A Meyer Constellation sound system still to be dialed in transforms acoustics so the theater can reverberate as if a choir is singing in St. Andrews Cathedral or give musicians a Kennedy Center-like concert hall experience.
Fifty-plus microphones will pick up and amplify the voices of those on stage so no one need use a handheld or lapel mike.
“We’ll be just the fifth performing arts center west of the Mississippi to own this,” said Hoover.
A 4K quality projector offers such brightness and resolution that audiences will be able to see exceptional quality images with the shades up. The projection system runs so hot that it has its own air conditioning system on the roof to keep it cool.
The lighting designer will be able to walk out on a tension grid catwalk so strong it can hold an elephant to hang curtains and lights. In most theaters, Hoover said, the light apparatus is lowered to the floor for the desired number of lights to be affixed and then the lighting designer has to climb a ladder to turn the lights where he or she wants them.
“I can create a thousand different colors to illuminate the stage,” said the center’s technical director, Samuel Mollner, as he pressed an orange button on a color chart, then dragged his finger around the center of a computerized lighting display to turn the orange different shades of orange.
There is a resilient, or sprung, dance floor with shock-absorbing cushioning to reduce the impact on joints.
And the lobby will feature a café tentatively scheduled to be open from 7 a.m. to 4 p.m. seven days a week with coffee, beer and wine in addition to grab-and-go food.
Eighty-five dates have already been booked in the center’s first 110 days, said Hoover.

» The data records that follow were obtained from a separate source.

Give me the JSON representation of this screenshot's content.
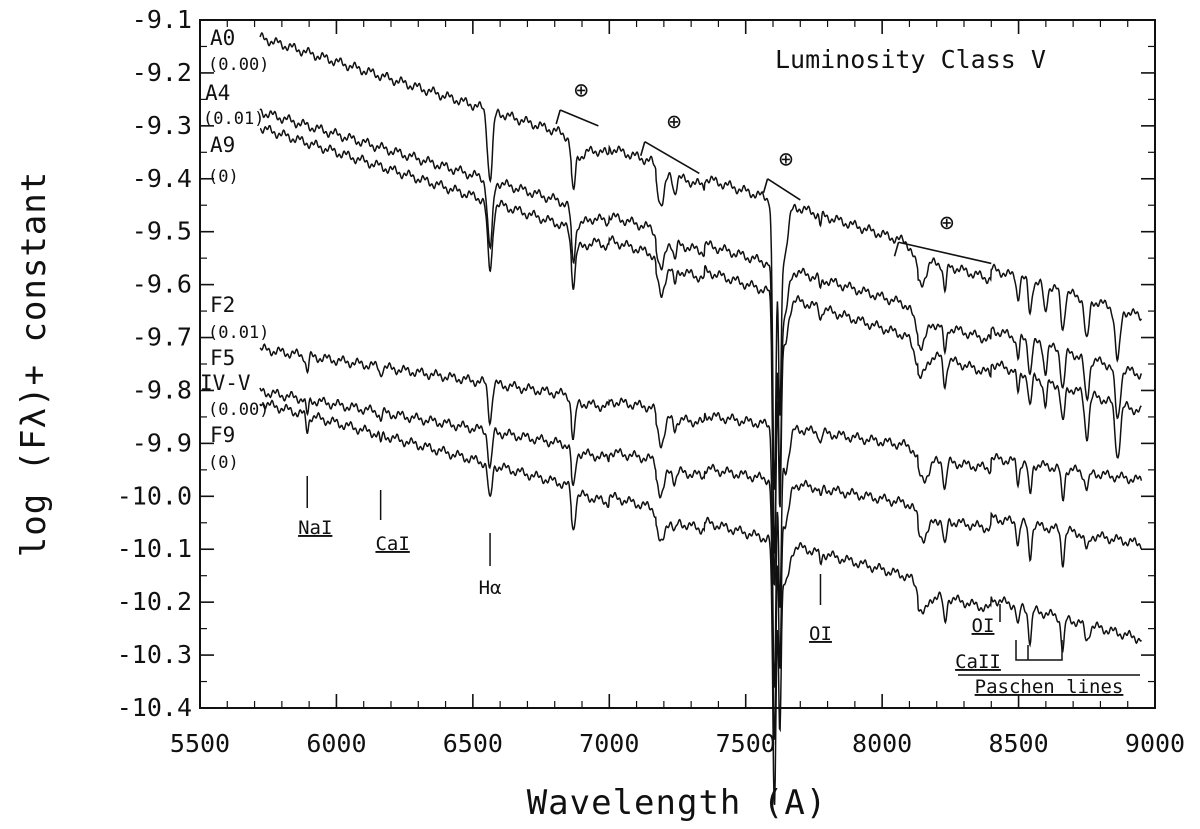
{
  "chart_data": {
    "type": "line",
    "title": "Luminosity Class V",
    "xlabel": "Wavelength (A)",
    "ylabel": "log (Fλ)+ constant",
    "xlim": [
      5500,
      9000
    ],
    "ylim": [
      -10.4,
      -9.1
    ],
    "x_ticks": [
      "5500",
      "6000",
      "6500",
      "7000",
      "7500",
      "8000",
      "8500",
      "9000"
    ],
    "y_ticks": [
      "-9.1",
      "-9.2",
      "-9.3",
      "-9.4",
      "-9.5",
      "-9.6",
      "-9.7",
      "-9.8",
      "-9.9",
      "-10.0",
      "-10.1",
      "-10.2",
      "-10.3",
      "-10.4"
    ],
    "grid": false,
    "series": [
      {
        "name": "A0",
        "reddening": "(0.00)",
        "start": -9.13,
        "end": -9.66
      },
      {
        "name": "A4",
        "reddening": "(0.01)",
        "start": -9.27,
        "end": -9.77
      },
      {
        "name": "A9",
        "reddening": "(0)",
        "start": -9.3,
        "end": -9.84
      },
      {
        "name": "F2",
        "reddening": "(0.01)",
        "start": -9.72,
        "end": -9.97
      },
      {
        "name": "F5 IV-V",
        "reddening": "(0.00)",
        "start": -9.8,
        "end": -10.09
      },
      {
        "name": "F9",
        "reddening": "(0)",
        "start": -9.82,
        "end": -10.27
      }
    ],
    "telluric": [
      {
        "label": "⊕",
        "x1": 6820,
        "x2": 6960
      },
      {
        "label": "⊕",
        "x1": 7130,
        "x2": 7330
      },
      {
        "label": "⊕",
        "x1": 7580,
        "x2": 7700
      },
      {
        "label": "⊕",
        "x1": 8060,
        "x2": 8400
      }
    ],
    "line_annotations": [
      {
        "label": "NaI",
        "x": 5893
      },
      {
        "label": "CaI",
        "x": 6162
      },
      {
        "label": "Hα",
        "x": 6563
      },
      {
        "label": "OI",
        "x": 7774
      },
      {
        "label": "OI",
        "x": 8446
      },
      {
        "label": "CaII",
        "x": 8500
      },
      {
        "label": "Paschen lines",
        "x": 8750
      }
    ]
  }
}
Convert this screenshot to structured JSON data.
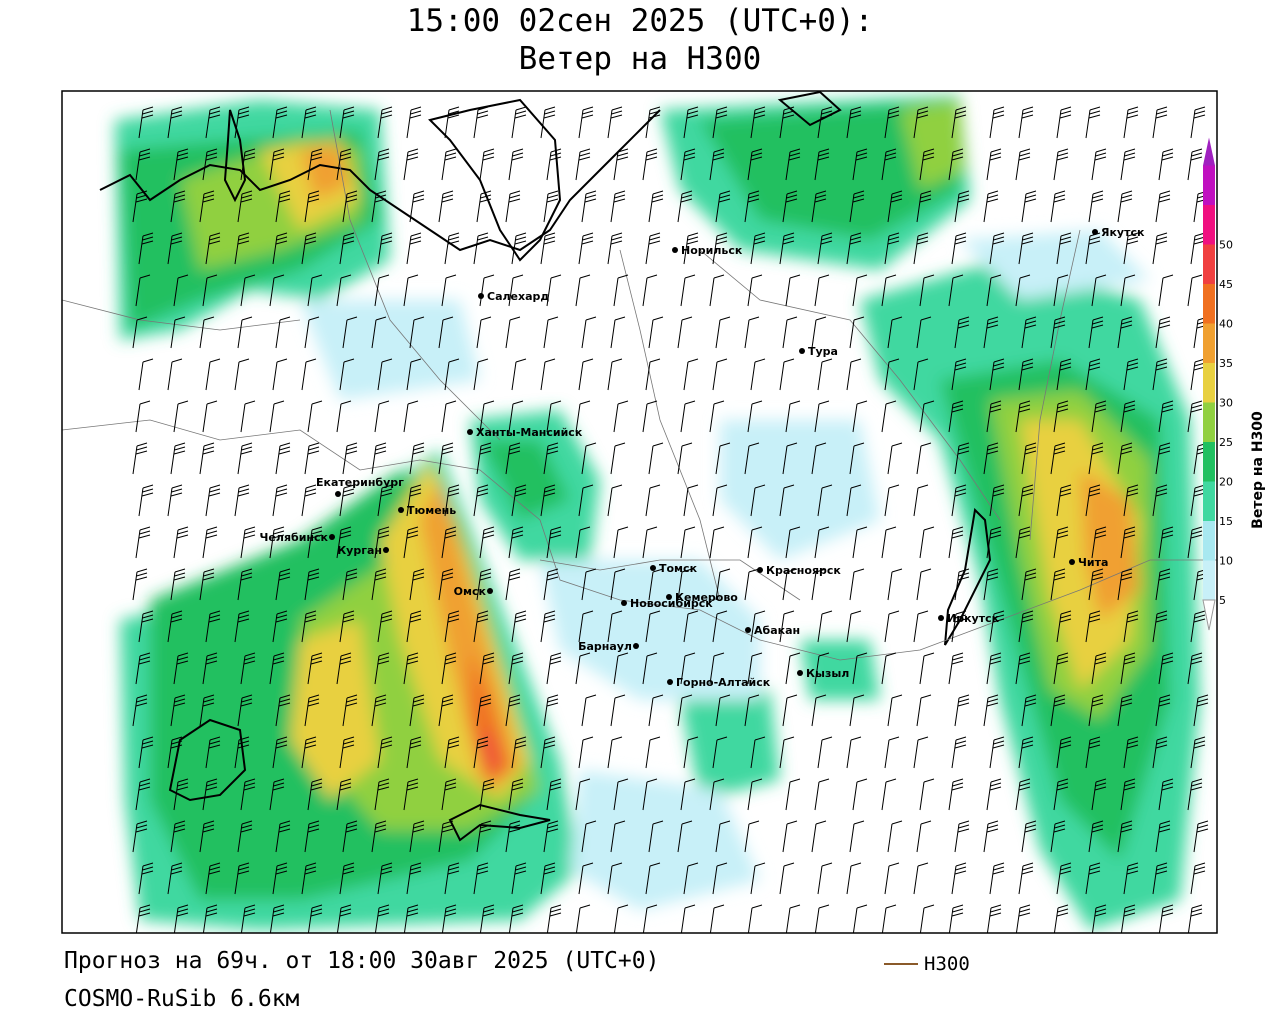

Upcoming shows include a performance by America Ballet Theatre dancer and Sun Valley native Isabella Boylston and The Mystical Arts of Tibet, which features Tibetan monks sharing their culture.
Groups planning to use the center this coming year include the Sun Valley Film Festival, Sun Valley Wellness Festival, TEDxSunValley, Sun Valley Opera and the Sun Valley Center for the Arts for its performing arts and lecture series.
And the Sun Valley Summer Symphony plans to hold its first ever Winter Festival – all free, just like its summer concerts – Feb. 19-24.
More national and international acts will be booked as the center gets fine-tuned, said Hoover.
Tim Mott is a board member of Sun Valley Performing Arts, which oversaw the fundraising and design of the building. He said the center will augment the world-class venues in Sun Valley that include the Sun Valley Pavilion where the Sun Valley Summer Symphony plays and Sun Valley Ski Resort’s Bald Mountain.
“I think people will be thrilled when they hear the sound system,” he said. “It’s extremely high quality and high fidelity and the reproduction of the range of sound is just astonishing. It has to be heard, it has to be experienced.”